Suite au feu vert accordé par la Commission européenne, l’Irlande pourra bien adopter d’ici le 22 de mars (soit trois mois après la notification émise par Bruxelles), un dispositif d’étiquetage pour le vin, la bière et les spiritueux mettant en garde les consommateurs contre les risques liés à la consommation d’alcool. Le règlement irlandais prévoit notamment un avertissement destiné spécialement aux femmes enceintes, et un autre destiné à informer sur la corrélation entre la consommation d’alcool et les cancers mortels. Les étiquettes notifieront également la teneur en grammes d’alcool et le nombre de calories contenues dans la boisson, tout en intégrant un lien vers un site web consacré à la santé fournissant des informations sur l’alcool et ses méfaits. Afin de réduire l’impact sur le marché, les opérateurs économiques des différentes filières auront, dès l’entrée en vigueur du règlement, trois ans pour s’y adapter.

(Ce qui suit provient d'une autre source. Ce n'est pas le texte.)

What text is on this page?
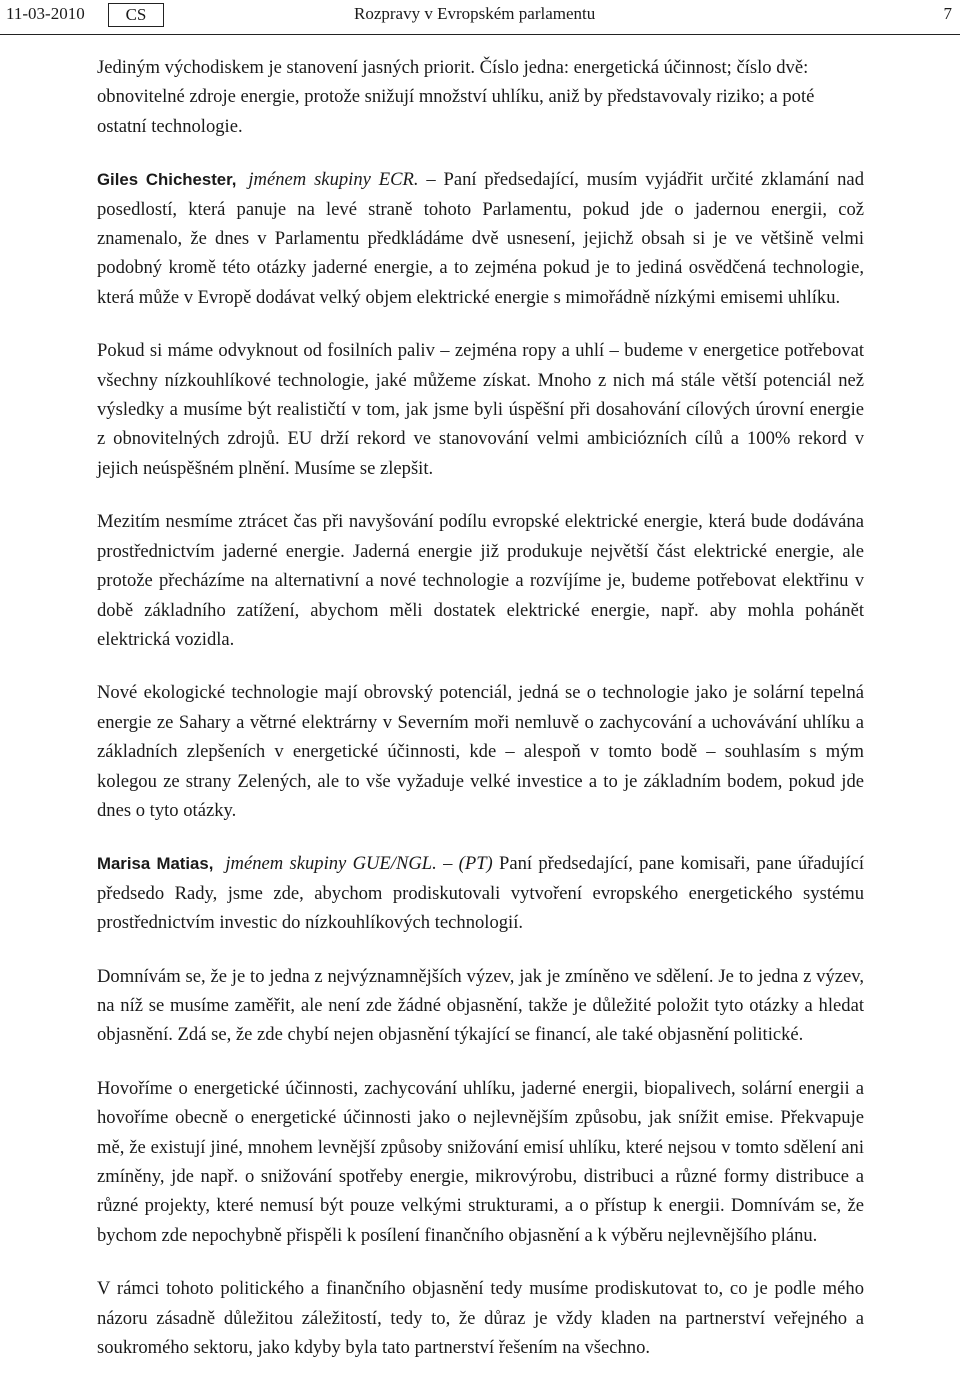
11-03-2010	CS	Rozpravy v Evropském parlamentu	7

Jediným východiskem je stanovení jasných priorit. Číslo jedna: energetická účinnost; číslo dvě: obnovitelné zdroje energie, protože snižují množství uhlíku, aniž by představovaly riziko; a poté ostatní technologie.

Giles Chichester, jménem skupiny ECR. – Paní předsedající, musím vyjádřit určité zklamání nad posedlostí, která panuje na levé straně tohoto Parlamentu, pokud jde o jadernou energii, což znamenalo, že dnes v Parlamentu předkládáme dvě usnesení, jejichž obsah si je ve většině velmi podobný kromě této otázky jaderné energie, a to zejména pokud je to jediná osvědčená technologie, která může v Evropě dodávat velký objem elektrické energie s mimořádně nízkými emisemi uhlíku.

Pokud si máme odvyknout od fosilních paliv – zejména ropy a uhlí – budeme v energetice potřebovat všechny nízkouhlíkové technologie, jaké můžeme získat. Mnoho z nich má stále větší potenciál než výsledky a musíme být realističtí v tom, jak jsme byli úspěšní při dosahování cílových úrovní energie z obnovitelných zdrojů. EU drží rekord ve stanovování velmi ambiciózních cílů a 100% rekord v jejich neúspěšném plnění. Musíme se zlepšit.

Mezitím nesmíme ztrácet čas při navyšování podílu evropské elektrické energie, která bude dodávána prostřednictvím jaderné energie. Jaderná energie již produkuje největší část elektrické energie, ale protože přecházíme na alternativní a nové technologie a rozvíjíme je, budeme potřebovat elektřinu v době základního zatížení, abychom měli dostatek elektrické energie, např. aby mohla pohánět elektrická vozidla.

Nové ekologické technologie mají obrovský potenciál, jedná se o technologie jako je solární tepelná energie ze Sahary a větrné elektrárny v Severním moři nemluvě o zachycování a uchovávání uhlíku a základních zlepšeních v energetické účinnosti, kde – alespoň v tomto bodě – souhlasím s mým kolegou ze strany Zelených, ale to vše vyžaduje velké investice a to je základním bodem, pokud jde dnes o tyto otázky.

Marisa Matias, jménem skupiny GUE/NGL. – (PT) Paní předsedající, pane komisaři, pane úřadující předsedo Rady, jsme zde, abychom prodiskutovali vytvoření evropského energetického systému prostřednictvím investic do nízkouhlíkových technologií.

Domnívám se, že je to jedna z nejvýznamnějších výzev, jak je zmíněno ve sdělení. Je to jedna z výzev, na níž se musíme zaměřit, ale není zde žádné objasnění, takže je důležité položit tyto otázky a hledat objasnění. Zdá se, že zde chybí nejen objasnění týkající se financí, ale také objasnění politické.

Hovoříme o energetické účinnosti, zachycování uhlíku, jaderné energii, biopalivech, solární energii a hovoříme obecně o energetické účinnosti jako o nejlevnějším způsobu, jak snížit emise. Překvapuje mě, že existují jiné, mnohem levnější způsoby snižování emisí uhlíku, které nejsou v tomto sdělení ani zmíněny, jde např. o snižování spotřeby energie, mikrovýrobu, distribuci a různé formy distribuce a různé projekty, které nemusí být pouze velkými strukturami, a o přístup k energii. Domnívám se, že bychom zde nepochybně přispěli k posílení finančního objasnění a k výběru nejlevnějšího plánu.

V rámci tohoto politického a finančního objasnění tedy musíme prodiskutovat to, co je podle mého názoru zásadně důležitou záležitostí, tedy to, že důraz je vždy kladen na partnerství veřejného a soukromého sektoru, jako kdyby byla tato partnerství řešením na všechno.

Le texte prévoit aussi des dispositions visant à accompagner les entreprises telles que la réduction des dimensions minimales des informations sanitaires incluses sur les contenants d’alcool de plus petite taille, et la possibilité d’utiliser un pictogramme fournissant les informations requises.

Pour la directrice d’Action Alcohol Ireland (association œuvrant à la réduction des méfaits de l’alcool), Sheila Gilheany, « les consommateurs ont le droit de connaître les faits concernant l’alcool ». Elle déplore aussi que l’Irlande affiche « un des taux d’alcoolisation fœtale les plus élevés du monde, on est au troisième rang ».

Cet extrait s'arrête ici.